Inside the limestone belly of Smoo Cave

For thousands of years, a snake-like inlet has allowed the sea to dig away at one side of a limestone cliff, while a burn has licked through from the other direction. The resulting gap resembles a frozen, malformed mouth, the kind your mother used to threaten you would end up with if you kept on pulling those ridiculous faces.

Approaching Smoo Cave at ground level, the rugged ring of masonry circles only blackness. Walking inside could mean being swallowed, taken through a veil into another, decidedly more dreadful world.
The small plants that clamour over the mounds of earth just inside the entrance seem to glow, a heavy undertone of yellow pulsing through the green like a greeting card from photosynthesis. The green on the inside walls casts a different, slightly sickly radiance, reminiscent of kind of damp underworld Gollum would call home.
Deeper inside, a waterfall collapses from a hole in the roof into a dark pool. Far from a sense of gentle reprieve, you feel a desperate urge to find a small boat and head as deep as possible into the cave. It doesn’t matter that others have been before. You are sure that there is something in there, something only you will be able to glimpse.
Taking history into account, this is the perfect place to haul up with a load of contraband whisky. The ideal spot to lure an enemy, to duck inside one of the smaller inner chambers and wait, breath held in your throat, for the footsteps that will tell you when to strike. A formidable place for a brave soul to endure a solitary standoff against the devil himself, the breaking dawn striking the final blow against evil. Imagine how such a story would relay to eager ears. After all, what gruesome tongue might loll between those stony lips?
And what would it say, if that great mouth could speak? Legend has it that a 16th century highwayman had a taste for throwing his victims down the blowhole of the cave. A good rain and a strong enough tide could have washed them away to sea. Today tourists stand near where he would have, a warning sign clarifying the dim prospects gravity.

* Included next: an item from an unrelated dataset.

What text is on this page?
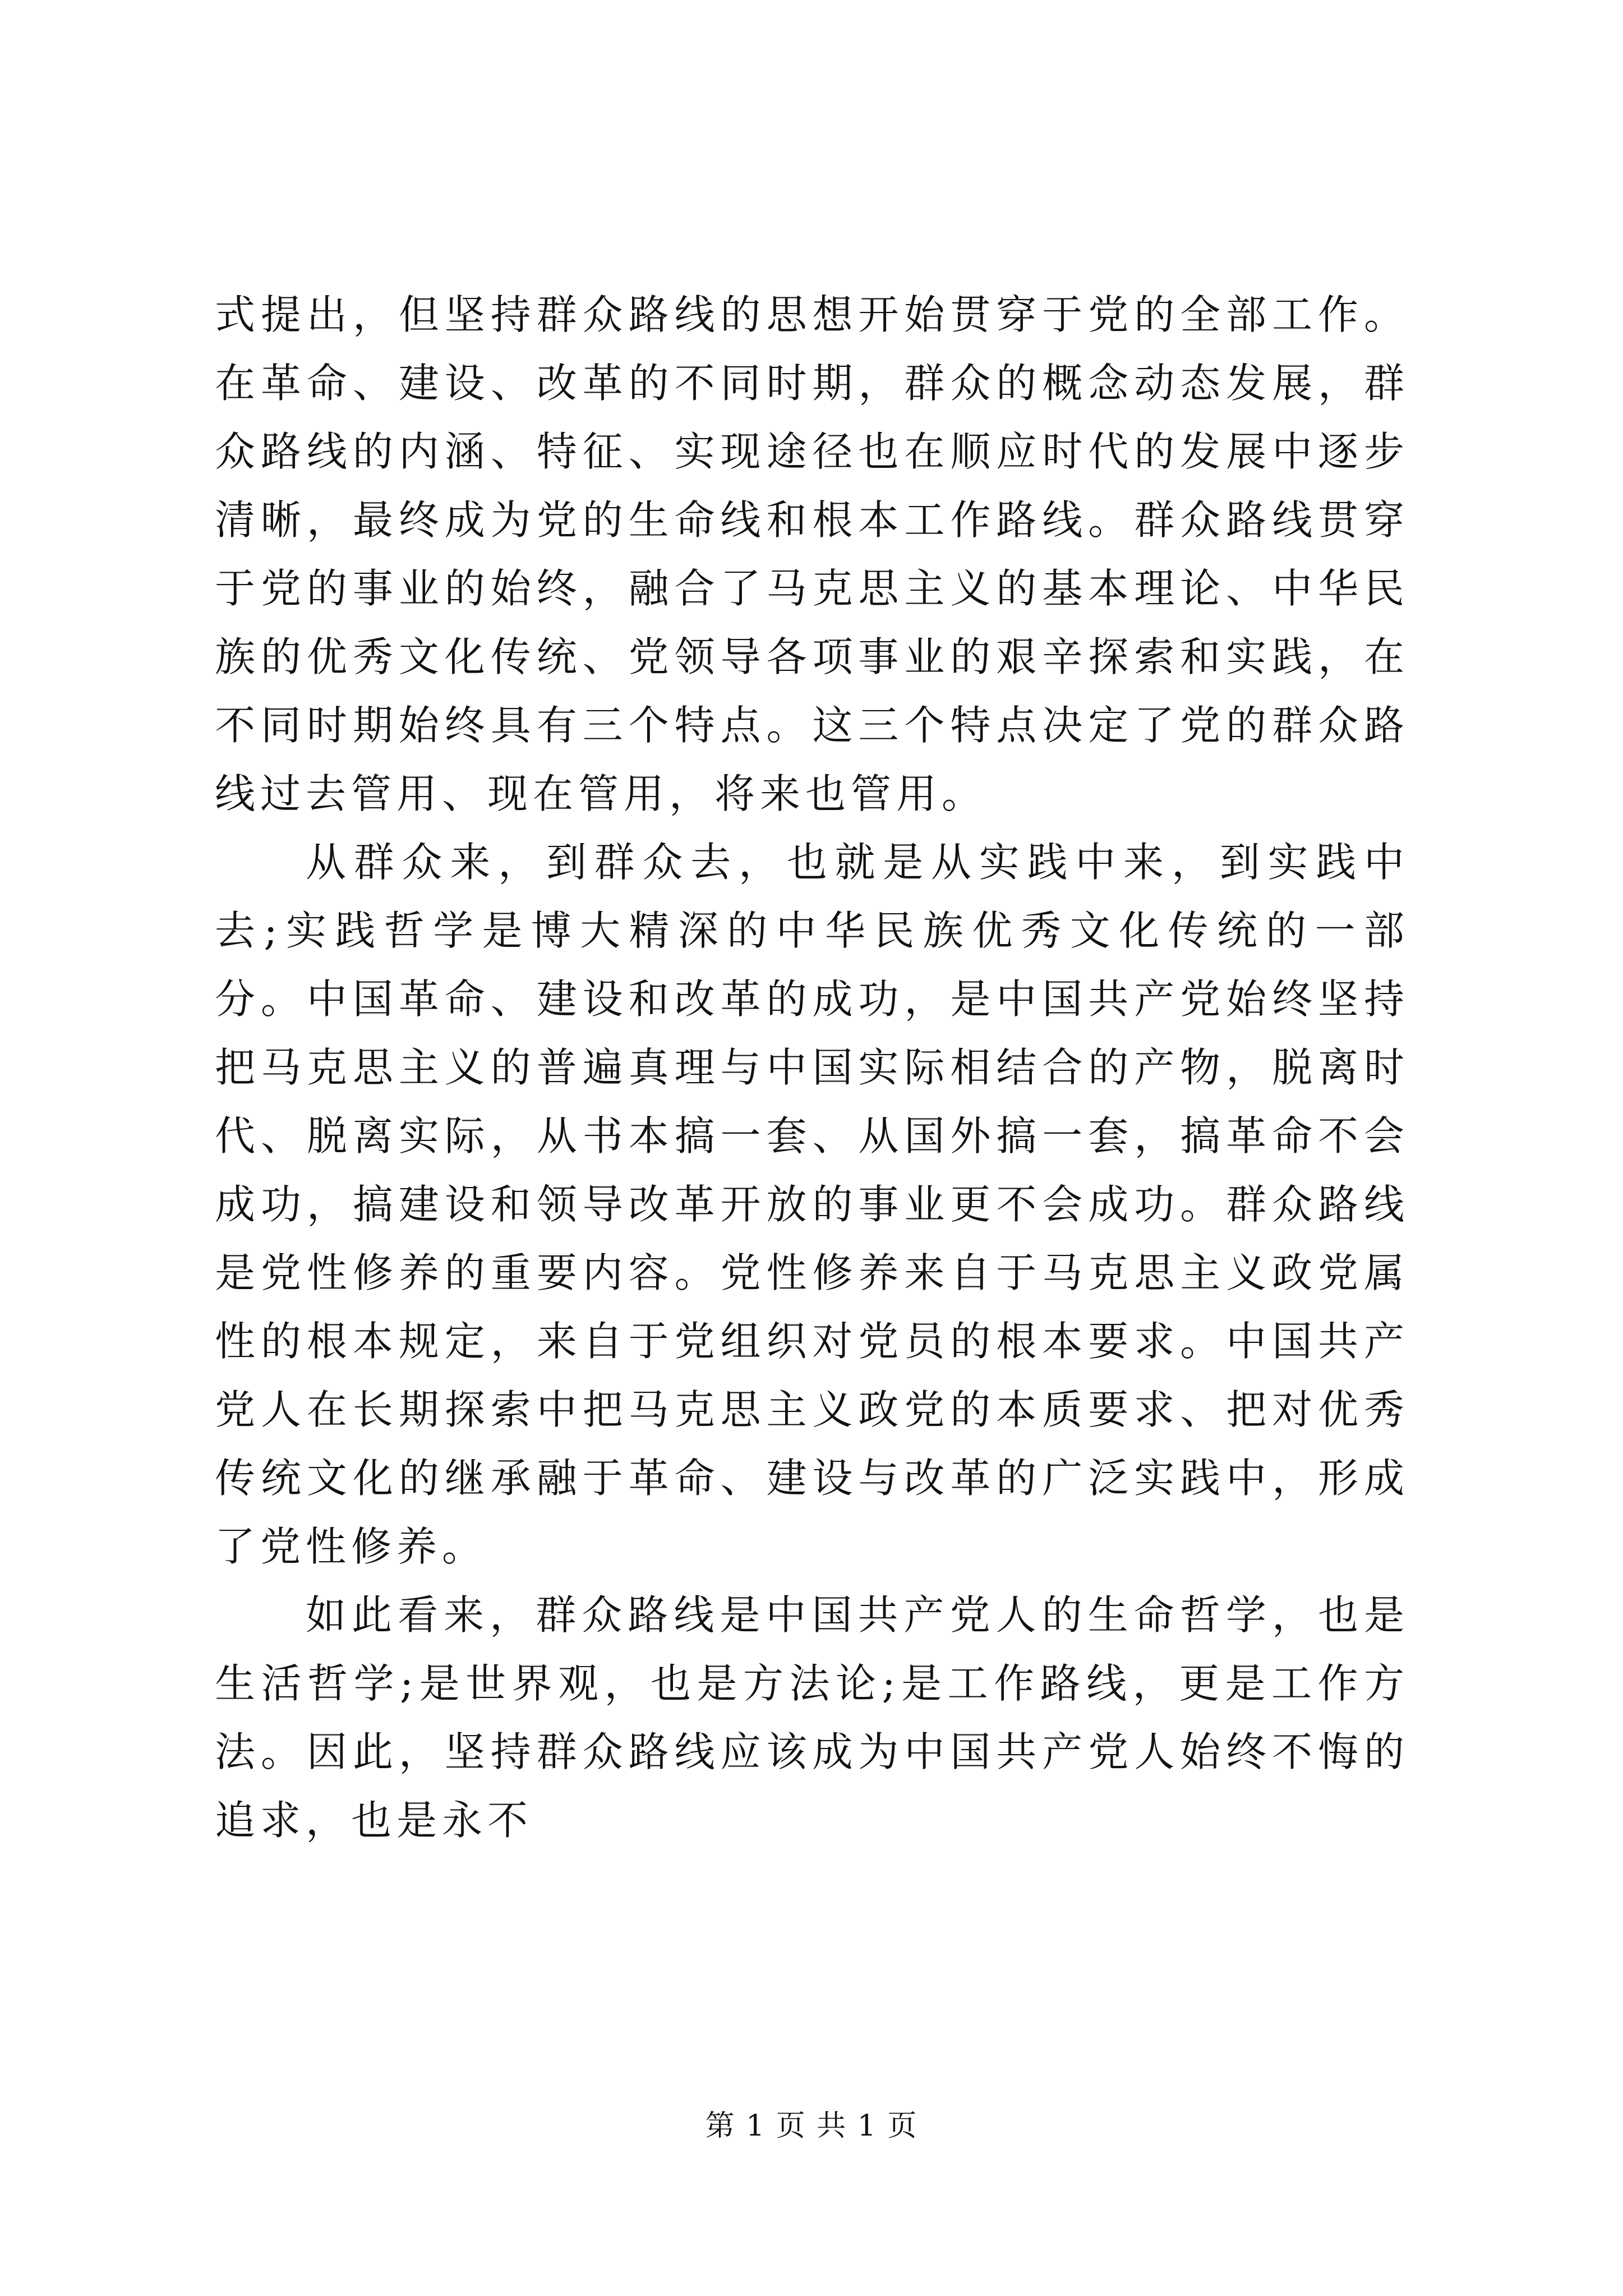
式提出，但坚持群众路线的思想开始贯穿于党的全部工作。在革命、建设、改革的不同时期，群众的概念动态发展，群众路线的内涵、特征、实现途径也在顺应时代的发展中逐步清晰，最终成为党的生命线和根本工作路线。群众路线贯穿于党的事业的始终，融合了马克思主义的基本理论、中华民族的优秀文化传统、党领导各项事业的艰辛探索和实践，在不同时期始终具有三个特点。这三个特点决定了党的群众路线过去管用、现在管用，将来也管用。

从群众来，到群众去，也就是从实践中来，到实践中去;实践哲学是博大精深的中华民族优秀文化传统的一部分。中国革命、建设和改革的成功，是中国共产党始终坚持把马克思主义的普遍真理与中国实际相结合的产物，脱离时代、脱离实际，从书本搞一套、从国外搞一套，搞革命不会成功，搞建设和领导改革开放的事业更不会成功。群众路线是党性修养的重要内容。党性修养来自于马克思主义政党属性的根本规定，来自于党组织对党员的根本要求。中国共产党人在长期探索中把马克思主义政党的本质要求、把对优秀传统文化的继承融于革命、建设与改革的广泛实践中，形成了党性修养。

如此看来，群众路线是中国共产党人的生命哲学，也是生活哲学;是世界观，也是方法论;是工作路线，更是工作方法。因此，坚持群众路线应该成为中国共产党人始终不悔的追求，也是永不

第 1 页 共 1 页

Smoo cave welcomes thousands of visitors every year. There are practical information signboards and sturdy wooden walkways. On dry days it is even the possible to hop into a dingy and be toured past the waterfall into the darkest part of the chamber.

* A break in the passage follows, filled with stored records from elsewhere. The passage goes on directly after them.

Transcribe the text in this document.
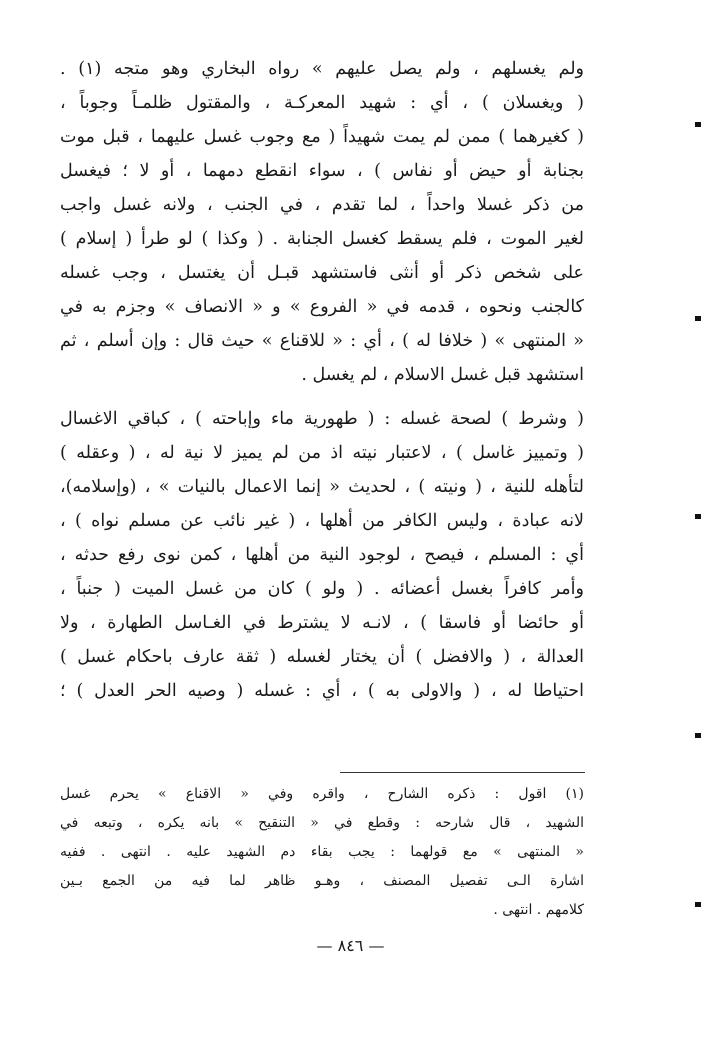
ولم يغسلهم ، ولم يصل عليهم » رواه البخاري وهو متجه (١) .
( ويغسلان ) ، أي : شهيد المعركـة ، والمقتول ظلمـاً وجوباً ،
( كغيرهما ) ممن لم يمت شهيداً ( مع وجوب غسل عليهما ، قبل موت
بجنابة أو حيض أو نفاس ) ، سواء انقطع دمهما ، أو لا ؛ فيغسل
من ذكر غسلا واحداً ، لما تقدم ، في الجنب ، ولانه غسل واجب
لغير الموت ، فلم يسقط كغسل الجنابة . ( وكذا ) لو طرأ ( إسلام )
على شخص ذكر أو أنثى فاستشهد قبـل أن يغتسل ، وجب غسله
كالجنب ونحوه ، قدمه في « الفروع » و « الانصاف » وجزم به في
« المنتهى » ( خلافا له ) ، أي : « للاقناع » حيث قال : وإن أسلم ، ثم
استشهد قبل غسل الاسلام ، لم يغسل .
( وشرط ) لصحة غسله : ( طهورية ماء وإباحته ) ، كباقي الاغسال
( وتمييز غاسل ) ، لاعتبار نيته اذ من لم يميز لا نية له ، ( وعقله )
لتأهله للنية ، ( ونيته ) ، لحديث « إنما الاعمال بالنيات » ، (وإسلامه)،
لانه عبادة ، وليس الكافر من أهلها ، ( غير نائب عن مسلم نواه ) ،
أي : المسلم ، فيصح ، لوجود النية من أهلها ، كمن نوى رفع حدثه ،
وأمر كافراً بغسل أعضائه . ( ولو ) كان من غسل الميت ( جنباً ،
أو حائضا أو فاسقا ) ، لانـه لا يشترط في الغـاسل الطهارة ، ولا
العدالة ، ( والافضل ) أن يختار لغسله ( ثقة عارف باحكام غسل )
احتياطا له ، ( والاولى به ) ، أي : غسله ( وصيه الحر العدل ) ؛
(١) اقول : ذكره الشارح ، واقره وفي « الاقناع » يحرم غسل
الشهيد ، قال شارحه : وقطع في « التنقيح » بانه يكره ، وتبعه في
« المنتهى » مع قولهما : يجب بقاء دم الشهيد عليه . انتهى . ففيه
اشارة الـى تفصيل المصنف ، وهـو ظاهر لما فيه من الجمع بـين
كلامهم . انتهى .
— ٨٤٦ —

Despite these modern realities, the long passageway that the tide follows into the cave could be the aisle up which mermaid brides swim to meet their grooms. Each full moon, a ghostly cargo ship could appear on the horizon, barrels of liquid gold ready to be unloaded. And when the clouds sweep over and the storm takes hold, there is the highwayman, held by the wind a few feet below the cliff edge, forever falling.